Eventually, the old trail vanished. In some places, the jungle simply overwhelmed it—choking it off in ginger and guava and tree-ferns. In other spots, it was buried under landslides or detritus pushed over the lip of the valley by the bulldozers of plantation road gangs. “Hardly anyone knew it was here,” Montgomery says. By the time he re-discovered it, there were only the vaguest intimations of its former glory: some old mossy curbstones hidden in the tropical undergrowth, cave-like adits that led into the tunnels, and, here and there, patches of the old cobbles, barely visible through the foliage.

The highlight for most hikers on the restored trail is probably the vertiginous view from one of the lookouts down into the valley, or maybe the beautiful swimming hole under Hi‘ilawe Falls, near the trail’s mid-point. For me, though, the real highlight of the hike is the tale of the trail itself: A story of loss and improbable rediscovery, it’s also testament to an enduring passion among Big Islanders for their trails.

It’s a passion shared by many. Toni Thompson, for example. Like Montgomery, she’s a prominent member of E Mau Na Ala Hele, and in 1998, she participated in a famous series of hikes that the group conducted to promote the idea of the Ala Kahakai. To prove its viability, over the course of a year, members met each Saturday to hike a different section. Week by week, they would eventually cover the entire distance—though Thompson was the only member to hike the entire 175 miles. Now well into her eighties, she’s still an avid hiker and advocate for Big Island trails. When I called to see if she’d be willing to go for a hike with me, she immediately tried to conscript me for trail work.

Thompson and I met high up on the Belt Road to see her latest passion, an unusual bird sanctuary known simply as Kipuka 21. She’s been a volunteer there lately, swinging a pick-ax and clearing brush as they build a new trail and boardwalk through the park. On the day we visited, no work was going on and the gate was locked, but she was eager to show me what all the fuss was about. Leaning against the fence, she told me the story of the project.
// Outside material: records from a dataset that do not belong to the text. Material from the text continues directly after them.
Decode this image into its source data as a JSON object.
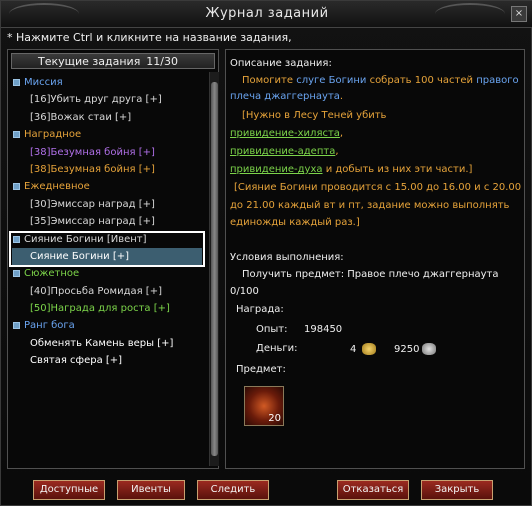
{
  "window": {
    "title": "Журнал заданий",
    "close_label": "×",
    "hint": "* Нажмите Ctrl и кликните на название задания,"
  },
  "left": {
    "header_title": "Текущие задания",
    "header_count": "11/30",
    "rows": [
      {
        "type": "cat",
        "label": "Миссия",
        "color": "#6aa4f0"
      },
      {
        "type": "item",
        "label": "[16]Убить друг друга  [+]",
        "color": "#d8d8d8"
      },
      {
        "type": "item",
        "label": "[36]Вожак стаи  [+]",
        "color": "#d8d8d8"
      },
      {
        "type": "cat",
        "label": "Наградное",
        "color": "#e6a33a"
      },
      {
        "type": "item",
        "label": "[38]Безумная бойня  [+]",
        "color": "#b070e8"
      },
      {
        "type": "item",
        "label": "[38]Безумная бойня  [+]",
        "color": "#e6a33a"
      },
      {
        "type": "cat",
        "label": "Ежедневное",
        "color": "#e6a33a"
      },
      {
        "type": "item",
        "label": "[30]Эмиссар наград  [+]",
        "color": "#d8d8d8"
      },
      {
        "type": "item",
        "label": "[35]Эмиссар наград  [+]",
        "color": "#d8d8d8"
      },
      {
        "type": "cat",
        "label": "Сияние Богини [Ивент]",
        "color": "#d8d8d8"
      },
      {
        "type": "item",
        "label": "Сияние Богини  [+]",
        "color": "#ffffff",
        "selected": true
      },
      {
        "type": "cat",
        "label": "Сюжетное",
        "color": "#7cd44a"
      },
      {
        "type": "item",
        "label": "[40]Просьба Ромидая  [+]",
        "color": "#d8d8d8"
      },
      {
        "type": "item",
        "label": "[50]Награда для роста  [+]",
        "color": "#7cd44a"
      },
      {
        "type": "cat",
        "label": "Ранг бога",
        "color": "#6aa4f0"
      },
      {
        "type": "item",
        "label": "Обменять Камень веры  [+]",
        "color": "#ffffff"
      },
      {
        "type": "item",
        "label": "Святая сфера  [+]",
        "color": "#ffffff"
      }
    ]
  },
  "right": {
    "desc_label": "Описание задания:",
    "line1_a": "Помогите ",
    "line1_b": "слуге Богини",
    "line1_c": " собрать ",
    "line1_d": "100",
    "line1_e": " частей ",
    "line1_f": "правого",
    "line2": "плеча джаггернаута",
    "line2_dot": ".",
    "line3": "[Нужно в Лесу Теней убить",
    "link1": "привидение-хиляста",
    "link1_sep": ",",
    "link2": "привидение-адепта",
    "link2_sep": ",",
    "link3": "привидение-духа",
    "link3_tail": " и добыть из них эти части.]",
    "event1": "[Сияние Богини проводится с 15.00 до 16.00 и с 20.00",
    "event2": "до 21.00 каждый вт и пт, задание можно выполнять",
    "event3": "единожды каждый раз.]",
    "cond_label": "Условия выполнения:",
    "cond_item": "Получить предмет:  Правое плечо джаггернаута",
    "progress": "0/100",
    "reward_label": "Награда:",
    "exp_label": "Опыт:",
    "exp_value": "198450",
    "money_label": "Деньги:",
    "gold_value": "4",
    "silver_value": "9250",
    "item_label": "Предмет:",
    "item_qty": "20"
  },
  "buttons": {
    "available": "Доступные",
    "events": "Ивенты",
    "track": "Следить",
    "refuse": "Отказаться",
    "close": "Закрыть"
  }
}
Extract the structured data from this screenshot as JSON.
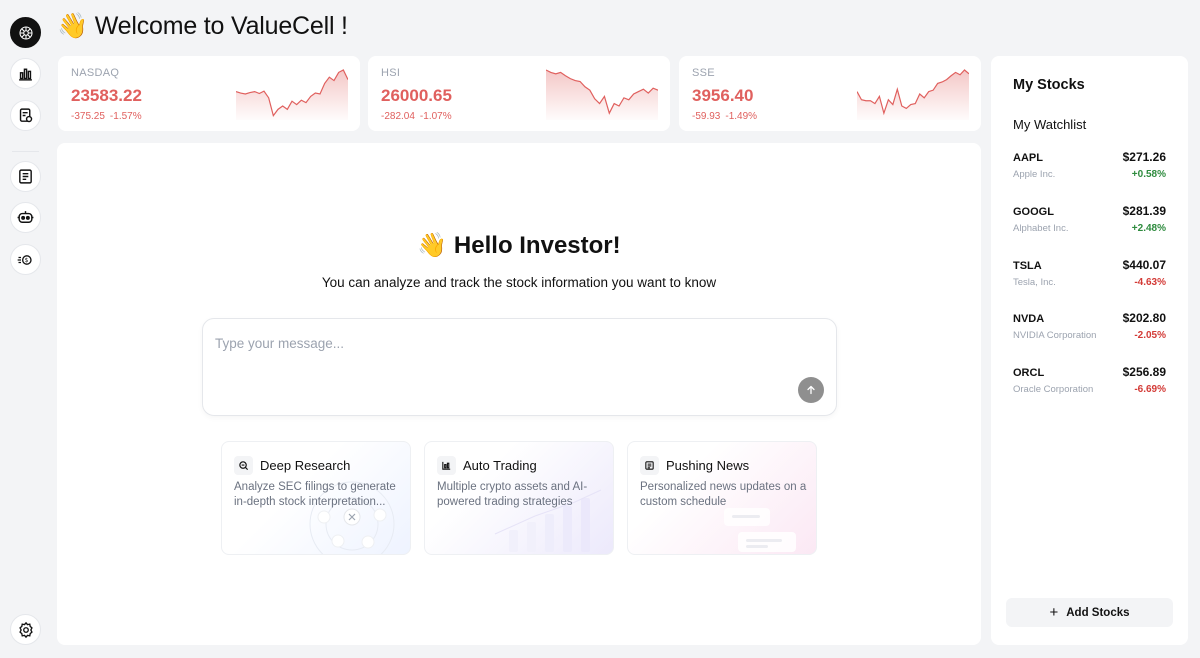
{
  "header": {
    "emoji": "👋",
    "title": "Welcome to ValueCell !"
  },
  "sidebar": {
    "items": [
      {
        "icon": "logo-icon",
        "label": ""
      },
      {
        "icon": "bar-chart-icon"
      },
      {
        "icon": "report-icon"
      },
      {
        "icon": "news-icon"
      },
      {
        "icon": "robot-icon"
      },
      {
        "icon": "agent-icon"
      },
      {
        "icon": "gear-icon"
      }
    ]
  },
  "indices": [
    {
      "name": "NASDAQ",
      "value": "23583.22",
      "change": "-375.25",
      "percent": "-1.57%",
      "trend": [
        0.55,
        0.52,
        0.5,
        0.53,
        0.55,
        0.51,
        0.56,
        0.42,
        0.05,
        0.18,
        0.25,
        0.18,
        0.35,
        0.28,
        0.37,
        0.32,
        0.45,
        0.52,
        0.5,
        0.72,
        0.85,
        0.78,
        0.95,
        1.0,
        0.8
      ]
    },
    {
      "name": "HSI",
      "value": "26000.65",
      "change": "-282.04",
      "percent": "-1.07%",
      "trend": [
        1.0,
        0.95,
        0.92,
        0.95,
        0.88,
        0.82,
        0.78,
        0.76,
        0.65,
        0.58,
        0.4,
        0.3,
        0.45,
        0.1,
        0.3,
        0.25,
        0.42,
        0.38,
        0.5,
        0.55,
        0.6,
        0.52,
        0.62,
        0.58
      ]
    },
    {
      "name": "SSE",
      "value": "3956.40",
      "change": "-59.93",
      "percent": "-1.49%",
      "trend": [
        0.55,
        0.38,
        0.36,
        0.36,
        0.3,
        0.45,
        0.1,
        0.38,
        0.28,
        0.6,
        0.25,
        0.2,
        0.28,
        0.3,
        0.5,
        0.42,
        0.55,
        0.58,
        0.72,
        0.75,
        0.8,
        0.88,
        0.95,
        0.9,
        1.0,
        0.92
      ]
    }
  ],
  "main": {
    "hello_emoji": "👋",
    "hello_title": "Hello Investor!",
    "subtitle": "You can analyze and track the stock information you want to know",
    "chat_placeholder": "Type your message...",
    "features": [
      {
        "icon": "search-icon",
        "title": "Deep Research",
        "desc": "Analyze SEC filings to generate in-depth stock interpretation..."
      },
      {
        "icon": "trading-chart-icon",
        "title": "Auto Trading",
        "desc": "Multiple crypto assets and AI-powered trading strategies"
      },
      {
        "icon": "newspaper-icon",
        "title": "Pushing News",
        "desc": "Personalized news updates on a custom schedule"
      }
    ]
  },
  "right_panel": {
    "title": "My Stocks",
    "watchlist_title": "My Watchlist",
    "stocks": [
      {
        "ticker": "AAPL",
        "name": "Apple Inc.",
        "price": "$271.26",
        "change": "+0.58%",
        "direction": "up"
      },
      {
        "ticker": "GOOGL",
        "name": "Alphabet Inc.",
        "price": "$281.39",
        "change": "+2.48%",
        "direction": "up"
      },
      {
        "ticker": "TSLA",
        "name": "Tesla, Inc.",
        "price": "$440.07",
        "change": "-4.63%",
        "direction": "down"
      },
      {
        "ticker": "NVDA",
        "name": "NVIDIA Corporation",
        "price": "$202.80",
        "change": "-2.05%",
        "direction": "down"
      },
      {
        "ticker": "ORCL",
        "name": "Oracle Corporation",
        "price": "$256.89",
        "change": "-6.69%",
        "direction": "down"
      }
    ],
    "add_label": "Add Stocks"
  },
  "colors": {
    "negative": "#e0605e",
    "positive": "#2e8b3e",
    "down_strong": "#d33a36"
  }
}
A kipuka is a uniquely Hawaiian part of the landscape. Geologically, it’s an area of forest or native vegetation that has been isolated by lava flows. When the flows are high, as they are at Kipuka 21, they leave deep, mysterious hollows. Even though the surrounding area may be scrub or barren lava, kipuka often contain lush vegetation. And they harbor some of Hawai‘i’s rarest habitat. The state, in an unusual attempt to take advantage of this, has chosen Kipuka 21 as the place to reintroduce two endangered Hawaiian birds—the ‘akepa and the Hawaiian creeper, both bred in captivity—back into the wild. They should feel right at home. The trail loops deep into the other-worldly landscape of the kipuka, through lichen-covered ‘ohi‘a, fluttering ‘olapalapa, and the almost-perpetual mist of the clouds sweeping through. At its edge, we can hear the twitter of unseen ‘i‘iwi in the brush, and Thompson points out some of the precautions being taken for the rare birds here. “Eventually, this trail is going to be a boardwalk,” she says, “so people don’t disturb the habitat.” And, gesturing toward the stout fence that’s keeping us from entering, she says, “That fence is buried three feet into the ground, to keep out the pigs.”

For a while, we stare down into the kipuka, trying to envision future flocks of endangered birds in the trees. In a sense, Kipuka 21 represents a new evolution in Hawaiian trails. After all, it’s a path that goes nowhere. It connects to no other trails. It links no communities. In the end, though, it’s not so different from the King’s Trail or the Ala Kahakai or the Lower Hamakua Ditch Trail. It’s still a bridge to the past, its vestigial landscape and precious bird life serving as living counterparts to the petroglyphs and heiau that line the ancient trails.

But then I’m struck by a realization: The Big Island’s trails aren’t just nostalgic; there’s something distinctly forward-looking about them. And I can’t help but think of something Dennis Hart said back at Honaunau. “Sometimes people ask me why I care about the trail. ‘It only takes you to the next village,’ they say. But I think there’s more. I think these trails not only teach us where we came from; they also take us to our future.”